My ALTS Experience—Part 4: The Last Lesson and Water Competency Skills Test
It’s our final swimming lesson. My instructor, Chris Holley, and I have met eight times in four weeks. Today is test day, and I’m nervous.
First up: breathing.
Chris tells me to bob up and down in the water. I take a deep breath before going under and exhaling all the air out.
Then, I have to tread water for one minute in the deep end.
Chris had taught me that treading is a life-saving skill, and it can keep you afloat. I scull with my hands and kick my legs to keep my head up. I could have gone longer than a minute, but I decided not to push it.
My test went on to cover several water-competency skills, including showing that I can jump into the deep end of the pool, find an exit and get out.
We had first practiced jumping in only a few days earlier, and it was scary in the beginning. Chris taught me to sit at the edge of the pool with my feet over the side. He then instructed me to push off with my arms and go into the pool. The goal was to get as far away from the wall as possible and start treading before swimming back.
Chris said that because I was just learning, this “sitting jump” is the best way for me to get into the pool. I was too nervous to stand and jump, so I told Chris I would practice that on my own. For now, sitting and jumping worked best for me.
To get out, I swam to the nearest exit and used a ladder to climb out of the pool.
Knowing I can do this gives me confidence. If I were at a home with a pool and I accidentally fell in, I know I can now swim to the side and pull myself out.
Next I had to show that I can swim across the pool. I put on my snorkel and fins and went to work. I knew I could reach the other side because I had done it in a previous lesson, but it’s still amazing for me to believe that I can do this. I kept my legs close together and kicked and used my hands like I learned to help get me from one end to the other.
The final test was to swim the length of the pool again—unaided. No fins. No snorkel. Just my body.
I had learned in my last lesson that I breathe best to my left side. So I took a deep breath and began to kick and stroke. I made it most of the way, but I had to stop.

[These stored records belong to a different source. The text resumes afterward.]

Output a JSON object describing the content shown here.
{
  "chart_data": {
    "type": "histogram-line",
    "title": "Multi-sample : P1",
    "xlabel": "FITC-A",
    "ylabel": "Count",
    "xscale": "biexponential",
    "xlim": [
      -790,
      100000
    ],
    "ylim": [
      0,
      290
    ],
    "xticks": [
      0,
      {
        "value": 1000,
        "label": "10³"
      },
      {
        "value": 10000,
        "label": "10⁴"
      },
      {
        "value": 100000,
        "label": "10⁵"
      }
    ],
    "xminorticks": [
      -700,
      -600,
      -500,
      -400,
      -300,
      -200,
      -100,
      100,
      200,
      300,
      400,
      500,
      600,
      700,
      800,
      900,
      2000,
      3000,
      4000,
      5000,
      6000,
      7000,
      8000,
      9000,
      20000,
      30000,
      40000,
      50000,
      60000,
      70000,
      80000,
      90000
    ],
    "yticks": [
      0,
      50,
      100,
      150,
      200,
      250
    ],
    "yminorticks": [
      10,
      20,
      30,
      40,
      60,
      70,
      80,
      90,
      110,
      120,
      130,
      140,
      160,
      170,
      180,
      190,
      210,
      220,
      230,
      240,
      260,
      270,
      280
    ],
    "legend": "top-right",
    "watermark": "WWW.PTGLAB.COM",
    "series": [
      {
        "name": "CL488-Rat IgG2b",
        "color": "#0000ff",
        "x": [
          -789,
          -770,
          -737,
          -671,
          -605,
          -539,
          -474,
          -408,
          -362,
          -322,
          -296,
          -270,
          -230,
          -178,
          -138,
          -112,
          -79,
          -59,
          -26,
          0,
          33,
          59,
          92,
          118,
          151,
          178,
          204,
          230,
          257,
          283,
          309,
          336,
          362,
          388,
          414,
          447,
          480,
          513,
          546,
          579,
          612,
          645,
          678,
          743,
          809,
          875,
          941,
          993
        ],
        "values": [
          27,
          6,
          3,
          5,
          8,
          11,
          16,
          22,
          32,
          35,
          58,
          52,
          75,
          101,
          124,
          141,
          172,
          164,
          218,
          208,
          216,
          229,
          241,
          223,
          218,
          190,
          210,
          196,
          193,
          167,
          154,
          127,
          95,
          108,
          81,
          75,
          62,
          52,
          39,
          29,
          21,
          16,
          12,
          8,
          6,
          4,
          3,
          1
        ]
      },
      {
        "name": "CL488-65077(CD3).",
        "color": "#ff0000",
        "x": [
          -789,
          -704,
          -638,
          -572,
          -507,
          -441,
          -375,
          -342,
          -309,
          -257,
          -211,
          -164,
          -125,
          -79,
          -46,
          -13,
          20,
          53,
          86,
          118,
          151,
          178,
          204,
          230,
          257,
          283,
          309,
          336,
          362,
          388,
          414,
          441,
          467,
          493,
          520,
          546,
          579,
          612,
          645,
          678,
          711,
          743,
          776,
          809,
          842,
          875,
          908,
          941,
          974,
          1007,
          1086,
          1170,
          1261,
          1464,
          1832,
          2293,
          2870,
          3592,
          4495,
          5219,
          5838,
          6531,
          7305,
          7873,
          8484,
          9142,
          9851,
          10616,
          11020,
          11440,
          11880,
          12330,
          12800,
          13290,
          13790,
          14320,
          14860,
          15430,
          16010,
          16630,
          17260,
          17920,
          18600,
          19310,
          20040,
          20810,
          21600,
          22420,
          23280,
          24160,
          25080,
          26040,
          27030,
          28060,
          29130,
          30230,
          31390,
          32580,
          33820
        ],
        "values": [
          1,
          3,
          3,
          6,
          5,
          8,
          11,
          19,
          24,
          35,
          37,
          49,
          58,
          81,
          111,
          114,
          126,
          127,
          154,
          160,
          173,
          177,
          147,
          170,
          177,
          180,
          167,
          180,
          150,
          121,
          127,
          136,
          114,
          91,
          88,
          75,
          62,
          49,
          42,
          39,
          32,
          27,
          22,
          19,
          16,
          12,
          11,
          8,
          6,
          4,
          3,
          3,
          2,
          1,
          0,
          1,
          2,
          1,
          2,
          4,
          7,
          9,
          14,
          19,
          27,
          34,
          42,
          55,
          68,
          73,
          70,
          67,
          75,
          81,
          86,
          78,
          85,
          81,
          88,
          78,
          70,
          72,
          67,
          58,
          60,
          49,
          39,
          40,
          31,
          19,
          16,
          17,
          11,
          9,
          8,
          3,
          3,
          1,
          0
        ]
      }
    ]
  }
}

Because of my obesity, I’m not in the condition I need to be, but I went as far as I could, took a rest, and then finished the lap.
And that was it.
I can swim. I really can swim. Is my form perfect? No. But that, Chris explains, takes time and practice. And there are drills I can use to help perfect the techniques he taught me.
I learned a lot from my swim lessons. Number one: I’m stronger than I think. I was nervous doing this, but once I let go of my fear and looked at this as an adventure, things began to gel. I no longer need to be afraid of the water. I can use what I learned to actually grow and have fun.
Two: This isn’t rocket science. During my lessons, I saw people of all ages get into swimsuits and hop into the water. Some used different techniques than the ones I learned, but all were enjoying the water. I saw both young kids and people older than I am taking lessons, as well.
Three: Swimming is going to be a fun addition to my workout routine. I’ve had some back problems, and being in the water gave me a workout without pain. I had begun to associate movement with pain, but now I have a way to exercise without straining my back.
This adventure was one of the most enjoyable experiences of my life.
I can’t wait to get back in the pool.